I'm not sure if I'm going about this correctly. Can someone please confirm or point me in the right direction?
Let $X_1,...,X_n \sim Poisson (\lambda)$.
I want to find the UMVUE for $\lambda^2e^{-\lambda}$.
First, I find the sufficient statistic by finding the likelihood.
$L(\lambda|x)=\frac{e^{-n\lambda}\lambda^{\sum{x_i}}}{\prod{x_i!}}$. By factorization, $\sum{x_i}$ is a sufficient statistic for $\lambda$. The distribution of the sufficient statistic $T=\sum{X_i}\sim Poisson(n\lambda).$
To find the unbiased estimator, I let $W(X)$ be the following:
\begin{equation} W(X) = \left \{ \begin{aligned} &1, && \text{if}\ x_i=2 \\ &0, && \text{otherwise} \end{aligned} \right. \end{equation}
Therefore, I have $\frac{\lambda^2e^{-\lambda}}{2!}$. To make this unbiased, I need to multiply by $2.$
I have: $E(W(X))=P(X=2)(1)(2)+P(X\ne2)(0)=\lambda^2e^{-\lambda}$ so unbiased.

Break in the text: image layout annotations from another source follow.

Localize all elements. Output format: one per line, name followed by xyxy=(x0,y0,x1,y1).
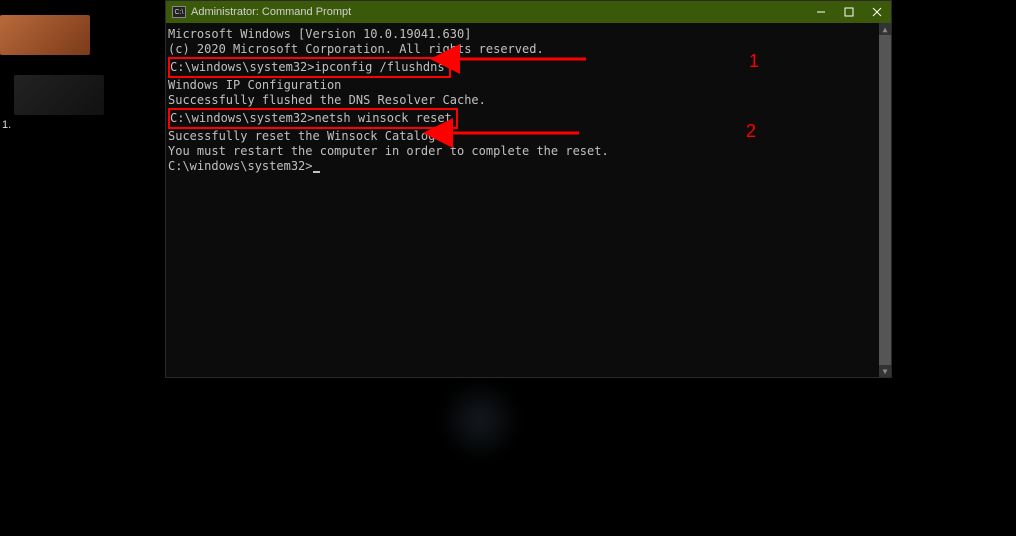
scrollbar[interactable]: ▲ ▼ xyxy=(879,23,891,377)
highlight-box-2: C:\windows\system32>netsh winsock reset xyxy=(168,108,458,129)
command-prompt-window: C:\ Administrator: Command Prompt Micros… xyxy=(165,0,892,378)
terminal-line: C:\windows\system32>ipconfig /flushdns xyxy=(168,57,889,78)
side-thumbnail-1 xyxy=(0,15,120,55)
scroll-thumb[interactable] xyxy=(879,35,891,365)
minimize-button[interactable] xyxy=(807,1,835,23)
terminal-line: Windows IP Configuration xyxy=(168,78,889,93)
close-button[interactable] xyxy=(863,1,891,23)
scroll-down-arrow-icon[interactable]: ▼ xyxy=(879,365,891,377)
terminal-line: Successfully flushed the DNS Resolver Ca… xyxy=(168,93,889,108)
annotation-number: 1 xyxy=(749,51,759,72)
scroll-up-arrow-icon[interactable]: ▲ xyxy=(879,23,891,35)
terminal-line: Microsoft Windows [Version 10.0.19041.63… xyxy=(168,27,889,42)
titlebar[interactable]: C:\ Administrator: Command Prompt xyxy=(166,1,891,23)
background-blur xyxy=(440,380,520,460)
prompt: C:\windows\system32> xyxy=(168,159,313,173)
terminal-line: (c) 2020 Microsoft Corporation. All righ… xyxy=(168,42,889,57)
thumbnail-image xyxy=(0,15,90,55)
command-input: netsh winsock reset xyxy=(315,111,452,125)
annotation-number: 2 xyxy=(746,121,756,142)
terminal-line: You must restart the computer in order t… xyxy=(168,144,889,159)
thumbnail-number: 1. xyxy=(2,119,11,131)
terminal-line: C:\windows\system32> xyxy=(168,159,889,174)
prompt: C:\windows\system32> xyxy=(170,60,315,74)
prompt: C:\windows\system32> xyxy=(170,111,315,125)
command-input: ipconfig /flushdns xyxy=(315,60,445,74)
maximize-button[interactable] xyxy=(835,1,863,23)
thumbnail-image xyxy=(14,75,104,115)
cursor xyxy=(313,171,320,173)
cmd-icon: C:\ xyxy=(172,6,186,18)
terminal-line: Sucessfully reset the Winsock Catalog. xyxy=(168,129,889,144)
window-title: Administrator: Command Prompt xyxy=(191,6,351,18)
highlight-box-1: C:\windows\system32>ipconfig /flushdns xyxy=(168,57,451,78)
terminal-area[interactable]: Microsoft Windows [Version 10.0.19041.63… xyxy=(166,23,891,377)
side-thumbnail-2: 1. xyxy=(0,75,120,115)
terminal-line: C:\windows\system32>netsh winsock reset xyxy=(168,108,889,129)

By Rao-Blackwell, $\phi(T)=E(W|T)=\frac{P(2*x_2=1,\sum_{i=2}^{n-1}{x_i=t-2})}{P(\sum{x_i=t})} = \frac{2 * \frac{\lambda^2e^{-\lambda}}{2!} * \frac{e^{-{(n-1)\lambda}}(n-1)\lambda^{t-2}}{(t-2)!}}{\frac{e^{-n\lambda}(n\lambda)^{t}}{t!}} =\frac{t!(n-1)^{t-2}}{(t-2)!n^t}=\frac{\sum{x_i}!(n-1)^{\sum{x_i}-2}}{(\sum{x_i}-2)!n^\sum{x_i}}$
For the last part, I just replaced the ts with the sufficient statistic. So that's the UMVUE of $\lambda^2e^{-\lambda}$. Does my process make sense? Is it correct that I multiply the indicator function by 2 to make it unbiased?
I haven't done this in a while, so I apologize if I make any errors. You are definitely mostly on the right track. Your notation is probably a bit sloppy in places.
Define
\begin{align*} W = \begin{cases} 2 \text{ if } x_1 = 2\\ 0 \text{ otherwise}. \end{cases} \end{align*}
\begin{align*} E(W) &= 2P(X_1 = 2)\\ &= 2 \cdot \frac{\lambda^2 e^{-\lambda}}{2!} = \lambda^2 e^{-\lambda}. \end{align*}
So $W$ is unbiased for $\lambda^2 e^{-\lambda}$. You already have the sufficient statistic $T$ and you know its distribution.
\begin{align*} E(W \mid T = t) &= \frac{2P(X_1 = 2 \cap T = t)}{P(T = t)}\\ &= 2\frac{P(X_1 = 2)P(\sum_{i = 2}^n X_i = t - 2)}{P(T = t)}\\ &= \lambda^2 e^{- \lambda} \cdot \frac{[(n - 1)\lambda]^{t - 2}e^{- (n - 1)\lambda}}{(t - 2)!} \cdot \frac{t!}{(n\lambda)^t e^{-n\lambda}}. \end{align*}
The rest is cleanup. By Lehmann-Scheffé this should be UMVUE.